You specify the proxy by setting a variable named [scheme]_proxy
to hold the
proxy hostname (the same way you would specify the host with -x
). If you
want to tell curl to use a proxy when access an HTTP server, you set the
http_proxy
environment variable. Like this:
http_proxy=http://proxy.example.com:80
curl -v www.example.com
While the above example shows HTTP, you can, of course, also set ftp_proxy
,
https_proxy
, and so on. All these proxy environment variable names except
http_proxy
can also be specified in uppercase, like HTTPS_PROXY
.
To set a single variable that controls all protocols, the ALL_PROXY
exists. If a specific protocol variable one exists, such a one takes
precedence.
No proxy
You sometimes end up in a situation where one or a few hostnames should be
excluded from going through the proxy that normally would be used. This is
then done with the NO_PROXY
variable. Set that to a comma- separated list of
hostnames that should not use a proxy when being accessed. You can set
NO_PROXY
to be a single asterisk ('*') to match all hosts.
If a name in the exclusion list starts with a dot (.
), then the name matches
that entire domain. For example .example.com
matches both www.example.com
and home.example.com
but not nonexample.com
.
As an alternative to the NO_PROXY
variable, there is also a --noproxy
command line option that serves the same purpose and works the same way.

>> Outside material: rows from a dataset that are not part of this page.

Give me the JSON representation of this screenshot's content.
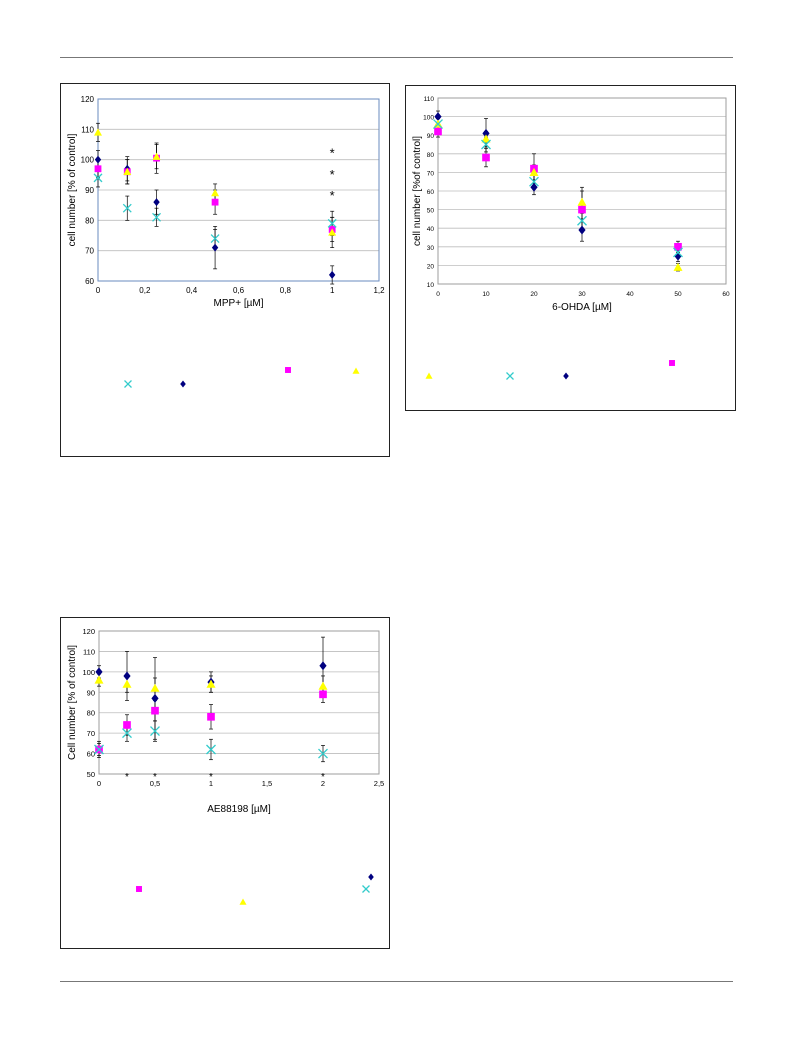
{
  "chart_data": [
    {
      "type": "scatter",
      "title": "",
      "xlabel": "MPP+ [µM]",
      "ylabel": "cell number [% of control]",
      "xlim": [
        0,
        1.2
      ],
      "ylim": [
        60,
        120
      ],
      "x_ticks": [
        "0",
        "0,2",
        "0,4",
        "0,6",
        "0,8",
        "1",
        "1,2"
      ],
      "y_ticks": [
        "60",
        "70",
        "80",
        "90",
        "100",
        "110",
        "120"
      ],
      "grid": true,
      "plot_border_color": "#6a8bbf",
      "legend_placement": "bottom",
      "annotations": [
        {
          "text": "*",
          "x": 1,
          "y": 102
        },
        {
          "text": "*",
          "x": 1,
          "y": 95
        },
        {
          "text": "*",
          "x": 1,
          "y": 88
        }
      ],
      "series": [
        {
          "marker": "diamond",
          "color": "#000080",
          "x": [
            0,
            0.125,
            0.25,
            0.5,
            1
          ],
          "y": [
            100,
            97,
            86,
            71,
            62
          ],
          "err": [
            3,
            4,
            4,
            7,
            3
          ]
        },
        {
          "marker": "square",
          "color": "#ff00ff",
          "x": [
            0,
            0.125,
            0.25,
            0.5,
            1
          ],
          "y": [
            97,
            96,
            100.5,
            86,
            77
          ],
          "err": [
            3,
            4,
            5,
            4,
            4
          ]
        },
        {
          "marker": "triangle",
          "color": "#ffff00",
          "x": [
            0,
            0.125,
            0.25,
            0.5,
            1
          ],
          "y": [
            109,
            96,
            101,
            89,
            76
          ],
          "err": [
            3,
            4,
            4,
            3,
            5
          ]
        },
        {
          "marker": "x",
          "color": "#33cccc",
          "x": [
            0,
            0.125,
            0.25,
            0.5,
            1
          ],
          "y": [
            94,
            84,
            81,
            74,
            79
          ],
          "err": [
            3,
            4,
            3,
            3,
            4
          ]
        }
      ]
    },
    {
      "type": "scatter",
      "title": "",
      "xlabel": "6-OHDA [µM]",
      "ylabel": "cell number [%of control]",
      "xlim": [
        0,
        60
      ],
      "ylim": [
        10,
        110
      ],
      "x_ticks": [
        "0",
        "10",
        "20",
        "30",
        "40",
        "50",
        "60"
      ],
      "y_ticks": [
        "10",
        "20",
        "30",
        "40",
        "50",
        "60",
        "70",
        "80",
        "90",
        "100",
        "110"
      ],
      "grid": true,
      "plot_border_color": "#9e9e9e",
      "legend_placement": "bottom",
      "annotations": [],
      "series": [
        {
          "marker": "diamond",
          "color": "#000080",
          "x": [
            0,
            10,
            20,
            30,
            50
          ],
          "y": [
            100,
            91,
            62,
            39,
            25
          ],
          "err": [
            3,
            8,
            4,
            6,
            3
          ]
        },
        {
          "marker": "square",
          "color": "#ff00ff",
          "x": [
            0,
            10,
            20,
            30,
            50
          ],
          "y": [
            92,
            78,
            72,
            50,
            30
          ],
          "err": [
            3,
            5,
            8,
            12,
            3
          ]
        },
        {
          "marker": "triangle",
          "color": "#ffff00",
          "x": [
            0,
            10,
            20,
            30,
            50
          ],
          "y": [
            96,
            88,
            70,
            54,
            19
          ],
          "err": [
            3,
            4,
            4,
            6,
            2
          ]
        },
        {
          "marker": "x",
          "color": "#33cccc",
          "x": [
            0,
            10,
            20,
            30,
            50
          ],
          "y": [
            96,
            85,
            65,
            44,
            27
          ],
          "err": [
            3,
            4,
            4,
            5,
            3
          ]
        }
      ]
    },
    {
      "type": "scatter",
      "title": "",
      "xlabel": "AE88198 [µM]",
      "ylabel": "Cell number [% of control]",
      "xlim": [
        0,
        2.5
      ],
      "ylim": [
        50,
        120
      ],
      "x_ticks": [
        "0",
        "0,5",
        "1",
        "1,5",
        "2",
        "2,5"
      ],
      "y_ticks": [
        "50",
        "60",
        "70",
        "80",
        "90",
        "100",
        "110",
        "120"
      ],
      "grid": true,
      "plot_border_color": "#9e9e9e",
      "legend_placement": "bottom",
      "annotations": [
        {
          "text": "*",
          "x": 0.25,
          "y": 50
        },
        {
          "text": "*",
          "x": 0.5,
          "y": 50
        },
        {
          "text": "*",
          "x": 1,
          "y": 50
        },
        {
          "text": "*",
          "x": 2,
          "y": 50
        }
      ],
      "series": [
        {
          "marker": "diamond",
          "color": "#000080",
          "x": [
            0,
            0.25,
            0.5,
            1,
            2
          ],
          "y": [
            100,
            98,
            87,
            95,
            103
          ],
          "err": [
            3,
            12,
            20,
            5,
            14
          ]
        },
        {
          "marker": "square",
          "color": "#ff00ff",
          "x": [
            0,
            0.25,
            0.5,
            1,
            2
          ],
          "y": [
            62,
            74,
            81,
            78,
            89
          ],
          "err": [
            4,
            5,
            5,
            6,
            4
          ]
        },
        {
          "marker": "triangle",
          "color": "#ffff00",
          "x": [
            0,
            0.25,
            0.5,
            1,
            2
          ],
          "y": [
            96,
            94,
            92,
            94,
            93
          ],
          "err": [
            3,
            4,
            5,
            4,
            5
          ]
        },
        {
          "marker": "x",
          "color": "#33cccc",
          "x": [
            0,
            0.25,
            0.5,
            1,
            2
          ],
          "y": [
            62,
            70,
            71,
            62,
            60
          ],
          "err": [
            3,
            4,
            5,
            5,
            4
          ]
        }
      ]
    }
  ],
  "legends": [
    [
      {
        "marker": "x",
        "color": "#33cccc"
      },
      {
        "marker": "diamond",
        "color": "#000080"
      },
      {
        "marker": "square",
        "color": "#ff00ff"
      },
      {
        "marker": "triangle",
        "color": "#ffff00"
      }
    ],
    [
      {
        "marker": "triangle",
        "color": "#ffff00"
      },
      {
        "marker": "x",
        "color": "#33cccc"
      },
      {
        "marker": "diamond",
        "color": "#000080"
      },
      {
        "marker": "square",
        "color": "#ff00ff"
      }
    ],
    [
      {
        "marker": "square",
        "color": "#ff00ff"
      },
      {
        "marker": "triangle",
        "color": "#ffff00"
      },
      {
        "marker": "x",
        "color": "#33cccc"
      },
      {
        "marker": "diamond",
        "color": "#000080"
      }
    ]
  ]
}
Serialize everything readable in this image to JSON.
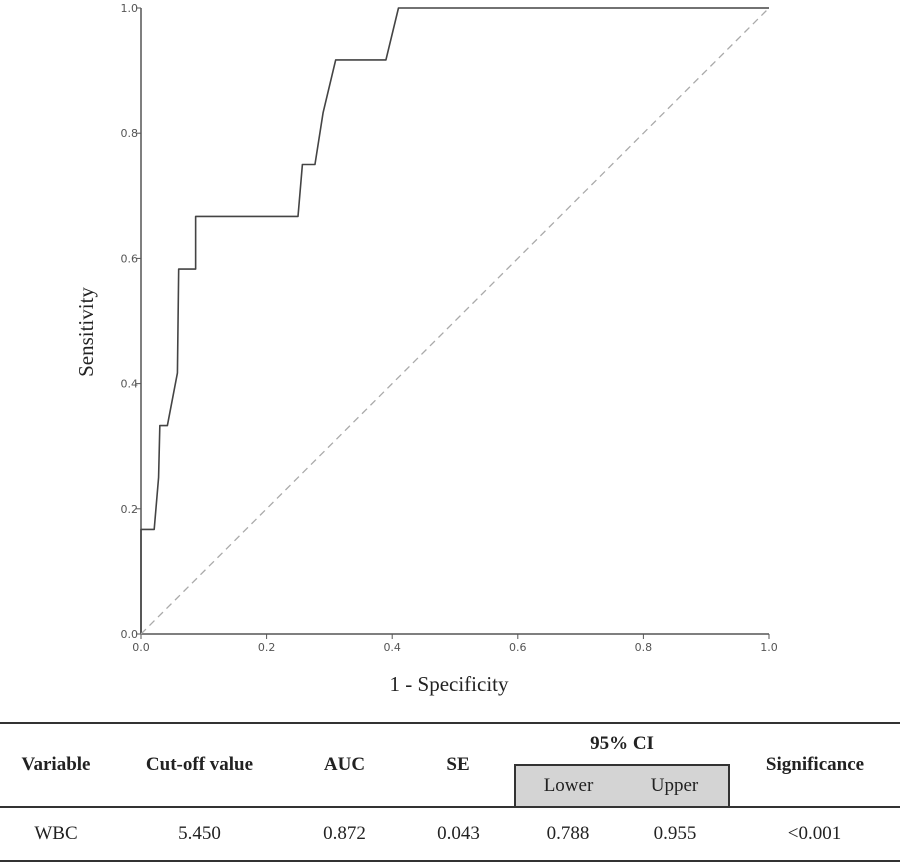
{
  "chart_data": {
    "type": "line",
    "xlabel": "1 - Specificity",
    "ylabel": "Sensitivity",
    "xlim": [
      0,
      1
    ],
    "ylim": [
      0,
      1
    ],
    "xticks": [
      "0.0",
      "0.2",
      "0.4",
      "0.6",
      "0.8",
      "1.0"
    ],
    "yticks": [
      "0.0",
      "0.2",
      "0.4",
      "0.6",
      "0.8",
      "1.0"
    ],
    "grid": false,
    "series": [
      {
        "style": "solid",
        "color": "#444444",
        "x": [
          0,
          0,
          0.021,
          0.028,
          0.03,
          0.042,
          0.058,
          0.06,
          0.087,
          0.087,
          0.25,
          0.257,
          0.277,
          0.29,
          0.31,
          0.39,
          0.41,
          1.0
        ],
        "y": [
          0,
          0.167,
          0.167,
          0.25,
          0.333,
          0.333,
          0.417,
          0.583,
          0.583,
          0.667,
          0.667,
          0.75,
          0.75,
          0.833,
          0.917,
          0.917,
          1.0,
          1.0
        ]
      },
      {
        "style": "dashed",
        "color": "#aaaaaa",
        "x": [
          0,
          1
        ],
        "y": [
          0,
          1
        ]
      }
    ]
  },
  "table": {
    "headers": {
      "variable": "Variable",
      "cutoff": "Cut-off value",
      "auc": "AUC",
      "se": "SE",
      "ci": "95% CI",
      "lower": "Lower",
      "upper": "Upper",
      "significance": "Significance"
    },
    "rows": [
      {
        "variable": "WBC",
        "cutoff": "5.450",
        "auc": "0.872",
        "se": "0.043",
        "lower": "0.788",
        "upper": "0.955",
        "significance": "<0.001"
      }
    ]
  }
}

Since curl 7.86.0, a user can exclude an IP network using the CIDR notation:
append a slash and number of bits to an IP address to specify the bit size of
the network to match. For example, match the entire 16 bit network starting
with 192.168
by providing the pattern 192.168.0.0/16
.
http_proxy
in lower case only
The HTTP version of the proxy environment variables is treated differently
than the others. It is only accepted in its lower case version because of the
CGI protocol, which lets users run scripts in a server when invoked by an HTTP
server. When a CGI script is invoked by a server, it automatically creates
environment variables for the script based on the incoming headers in the
request. Those environment variables are prefixed with uppercase HTTP_
.
An incoming request to an HTTP server using a request header like Proxy: yada
therefore creates the environment variable HTTP_PROXY
set to contain
yada
before the CGI script is started. If such a CGI script runs curl, it is
important that curl does not treat that as a proxy to use.
Accepting the upper case version of this environment variable has been the source for many security problems in lots of software through times.